Pada adat tradisi Minang kuno seorang laki-laki Minang dituntut untuk bertanggung jawab pada keluarga ibu dan kaum kerabatnya yang sesuku dan sekampung, namun setelah Islam masuk ia juga dituntut untuk bertanggung jawab pada istri dan anak-anak serta seluruh keturunannya.
Seluruh tanggung jawab yang dibebankan pada laki-laki Minangkabau tertuang pada pantun sebagai ajaran dari falsafah pantun adatnya yang berbunyi :
Kaluak paku, kacang balimbiang
Tampuruang lenggang lenggokan.
Anak dipangku, kamanankan dibimbiang
Urang kampuang dipatenggangkan
 
Artinya:
Lekuk pakis, kacang belimbing
Tempurung lenggang lenggokan
Anak dipangku, keponakan dibimbing
Orang kampug dipertengangkan (tenggang rasa).
 
Pantun di atas mengisyaratkan bahwa laki-laki Minang itu bertanggung jawab pada keluarganya yaitu pada anak dari tanggung jawabnya pada keluarga dengan istrinya, juga keponakan (anak dari saudara perempuan) sebagai wakil dari tanggung jawabnya pada keluarga ibunya. Selain itu ia juga dibebani tanggung jawab sosial terhadap orang kampung dan kaum sukunya.
Budaya matrilinial dalam masyarakat Minangkabau adalah suatu bentuk sistem sosial kekerabatan yang pada dasarnya teribentuk untuk tujuan kemaslahatan dan kesejahteraan komunitas masyarakat Minangkabau itu sendiri. Sebagai suatu sistem norma, tentunya tidak semua dari komunitasnya memiliki persepsi yang sama terhadap sistem tersebut.

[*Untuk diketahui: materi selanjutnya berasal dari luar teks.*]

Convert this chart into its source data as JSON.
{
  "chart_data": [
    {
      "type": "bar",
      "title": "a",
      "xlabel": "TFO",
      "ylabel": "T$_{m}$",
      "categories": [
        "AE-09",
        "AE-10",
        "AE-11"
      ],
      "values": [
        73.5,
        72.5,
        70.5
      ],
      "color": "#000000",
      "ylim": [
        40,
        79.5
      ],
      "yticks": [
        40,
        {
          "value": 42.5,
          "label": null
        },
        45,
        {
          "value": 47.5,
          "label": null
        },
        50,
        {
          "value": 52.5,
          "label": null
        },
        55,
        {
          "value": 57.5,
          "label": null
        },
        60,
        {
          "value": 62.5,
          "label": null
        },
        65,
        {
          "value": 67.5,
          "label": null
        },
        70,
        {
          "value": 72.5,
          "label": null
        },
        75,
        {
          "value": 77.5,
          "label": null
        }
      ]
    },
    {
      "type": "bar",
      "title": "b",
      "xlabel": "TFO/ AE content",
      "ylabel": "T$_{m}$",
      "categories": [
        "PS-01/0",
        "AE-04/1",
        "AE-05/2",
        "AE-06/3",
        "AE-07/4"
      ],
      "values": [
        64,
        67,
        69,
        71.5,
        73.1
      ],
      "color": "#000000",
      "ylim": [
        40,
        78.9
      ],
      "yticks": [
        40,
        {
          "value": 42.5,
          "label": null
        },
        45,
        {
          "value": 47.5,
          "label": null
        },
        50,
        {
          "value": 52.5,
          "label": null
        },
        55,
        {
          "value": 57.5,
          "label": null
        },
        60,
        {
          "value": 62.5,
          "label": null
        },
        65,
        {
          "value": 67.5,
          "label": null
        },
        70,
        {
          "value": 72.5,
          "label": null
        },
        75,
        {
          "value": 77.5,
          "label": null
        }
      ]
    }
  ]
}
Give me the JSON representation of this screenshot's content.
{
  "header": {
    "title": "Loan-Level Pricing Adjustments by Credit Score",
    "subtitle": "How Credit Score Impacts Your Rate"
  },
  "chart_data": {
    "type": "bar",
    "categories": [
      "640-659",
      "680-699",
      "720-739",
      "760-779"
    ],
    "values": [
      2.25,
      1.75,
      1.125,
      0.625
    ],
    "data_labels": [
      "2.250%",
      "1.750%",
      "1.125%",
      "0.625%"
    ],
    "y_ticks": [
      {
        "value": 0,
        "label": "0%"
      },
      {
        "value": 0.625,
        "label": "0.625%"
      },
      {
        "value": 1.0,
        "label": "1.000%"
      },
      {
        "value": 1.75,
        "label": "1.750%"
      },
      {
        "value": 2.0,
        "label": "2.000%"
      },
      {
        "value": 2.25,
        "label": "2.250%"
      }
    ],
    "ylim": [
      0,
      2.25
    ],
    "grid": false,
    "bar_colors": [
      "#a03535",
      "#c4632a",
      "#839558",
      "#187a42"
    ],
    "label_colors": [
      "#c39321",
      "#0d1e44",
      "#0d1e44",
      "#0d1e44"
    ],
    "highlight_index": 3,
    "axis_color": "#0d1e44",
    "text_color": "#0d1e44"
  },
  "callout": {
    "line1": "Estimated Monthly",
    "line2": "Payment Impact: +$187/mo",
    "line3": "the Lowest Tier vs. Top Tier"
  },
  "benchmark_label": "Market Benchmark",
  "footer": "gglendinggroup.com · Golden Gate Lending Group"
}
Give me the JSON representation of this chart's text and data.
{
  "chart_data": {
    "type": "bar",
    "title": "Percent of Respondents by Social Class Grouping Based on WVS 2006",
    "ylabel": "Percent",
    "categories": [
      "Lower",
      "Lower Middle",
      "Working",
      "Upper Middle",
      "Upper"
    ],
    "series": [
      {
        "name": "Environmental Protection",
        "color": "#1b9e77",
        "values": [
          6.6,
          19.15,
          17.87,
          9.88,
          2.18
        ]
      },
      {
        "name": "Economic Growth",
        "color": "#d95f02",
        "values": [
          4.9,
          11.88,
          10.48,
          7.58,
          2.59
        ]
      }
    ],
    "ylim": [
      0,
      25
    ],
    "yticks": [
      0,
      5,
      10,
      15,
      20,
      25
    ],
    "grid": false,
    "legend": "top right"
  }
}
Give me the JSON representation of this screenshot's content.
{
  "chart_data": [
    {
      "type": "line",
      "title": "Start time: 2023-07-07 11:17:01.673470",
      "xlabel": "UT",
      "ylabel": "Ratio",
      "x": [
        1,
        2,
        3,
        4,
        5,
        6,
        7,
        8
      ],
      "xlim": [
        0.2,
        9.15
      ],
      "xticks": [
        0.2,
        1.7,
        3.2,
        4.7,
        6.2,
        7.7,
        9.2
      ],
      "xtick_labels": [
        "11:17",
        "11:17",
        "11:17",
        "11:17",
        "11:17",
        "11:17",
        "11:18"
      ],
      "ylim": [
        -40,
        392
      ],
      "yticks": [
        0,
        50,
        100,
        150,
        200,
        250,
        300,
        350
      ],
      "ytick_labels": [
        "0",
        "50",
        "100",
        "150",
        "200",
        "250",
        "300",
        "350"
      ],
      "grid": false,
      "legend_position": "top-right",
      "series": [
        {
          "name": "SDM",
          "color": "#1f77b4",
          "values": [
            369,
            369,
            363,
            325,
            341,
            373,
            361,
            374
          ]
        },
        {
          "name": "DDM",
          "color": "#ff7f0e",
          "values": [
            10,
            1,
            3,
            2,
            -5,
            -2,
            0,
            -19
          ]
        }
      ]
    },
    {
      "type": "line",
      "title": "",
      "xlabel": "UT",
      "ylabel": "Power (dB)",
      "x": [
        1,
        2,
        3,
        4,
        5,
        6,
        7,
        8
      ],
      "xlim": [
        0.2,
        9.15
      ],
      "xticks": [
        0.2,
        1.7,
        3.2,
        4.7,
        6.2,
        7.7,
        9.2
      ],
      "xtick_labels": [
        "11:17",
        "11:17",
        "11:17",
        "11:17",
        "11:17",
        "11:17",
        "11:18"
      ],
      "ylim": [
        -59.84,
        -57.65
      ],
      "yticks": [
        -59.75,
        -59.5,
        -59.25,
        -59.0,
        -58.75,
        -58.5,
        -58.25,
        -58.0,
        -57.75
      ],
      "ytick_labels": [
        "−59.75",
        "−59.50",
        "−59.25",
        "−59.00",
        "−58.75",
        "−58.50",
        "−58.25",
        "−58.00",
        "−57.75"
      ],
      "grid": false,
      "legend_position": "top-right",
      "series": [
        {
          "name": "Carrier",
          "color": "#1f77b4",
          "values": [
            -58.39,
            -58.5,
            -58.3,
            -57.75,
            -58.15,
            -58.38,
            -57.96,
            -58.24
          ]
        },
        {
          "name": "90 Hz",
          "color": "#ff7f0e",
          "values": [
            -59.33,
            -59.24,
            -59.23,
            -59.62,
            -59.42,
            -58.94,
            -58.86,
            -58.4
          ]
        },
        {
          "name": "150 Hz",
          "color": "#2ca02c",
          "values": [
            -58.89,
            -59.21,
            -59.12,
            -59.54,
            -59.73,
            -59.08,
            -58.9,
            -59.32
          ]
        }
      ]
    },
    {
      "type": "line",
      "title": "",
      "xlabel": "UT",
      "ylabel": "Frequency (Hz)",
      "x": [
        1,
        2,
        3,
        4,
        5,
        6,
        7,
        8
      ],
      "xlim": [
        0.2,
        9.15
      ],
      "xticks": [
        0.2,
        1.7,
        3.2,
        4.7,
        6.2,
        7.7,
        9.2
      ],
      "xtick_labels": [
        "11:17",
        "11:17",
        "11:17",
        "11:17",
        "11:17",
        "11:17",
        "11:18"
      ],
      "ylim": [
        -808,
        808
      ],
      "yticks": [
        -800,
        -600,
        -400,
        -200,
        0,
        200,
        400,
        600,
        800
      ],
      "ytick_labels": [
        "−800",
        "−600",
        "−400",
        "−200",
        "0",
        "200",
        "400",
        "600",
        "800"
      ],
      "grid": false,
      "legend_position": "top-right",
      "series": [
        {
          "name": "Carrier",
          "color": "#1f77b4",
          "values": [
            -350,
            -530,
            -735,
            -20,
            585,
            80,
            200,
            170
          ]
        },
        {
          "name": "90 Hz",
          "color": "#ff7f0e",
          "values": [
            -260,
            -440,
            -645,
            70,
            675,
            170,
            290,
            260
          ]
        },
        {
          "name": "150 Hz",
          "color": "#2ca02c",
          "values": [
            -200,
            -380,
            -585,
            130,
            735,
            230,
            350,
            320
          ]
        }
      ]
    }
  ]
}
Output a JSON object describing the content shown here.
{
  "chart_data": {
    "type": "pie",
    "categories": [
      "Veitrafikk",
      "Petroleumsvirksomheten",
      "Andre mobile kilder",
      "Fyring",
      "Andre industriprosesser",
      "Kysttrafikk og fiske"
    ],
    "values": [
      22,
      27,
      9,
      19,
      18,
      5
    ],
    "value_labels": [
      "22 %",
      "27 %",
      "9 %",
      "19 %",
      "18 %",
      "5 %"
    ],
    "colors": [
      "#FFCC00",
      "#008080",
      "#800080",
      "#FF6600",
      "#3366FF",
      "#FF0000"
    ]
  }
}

Walaupun begitu secara umum sistem nilai budaya matrilinial adalah bersifat normatif yang secara prinsip berorientasi pada sesuatu yang positif. Prisip dasar nilai normatif dari sistem matrilinial adalah adalah berorientasikan pada beberapa aspek diantaranya :
1) Nilai budaya matrilinial menginginkan anak laki-laki untuk lebih mandiri, baik dalam bentuk financial maupun dalam bentuk personality.
2) Nilai tanggung jawab kaum laki-laki terhadap keluarganya.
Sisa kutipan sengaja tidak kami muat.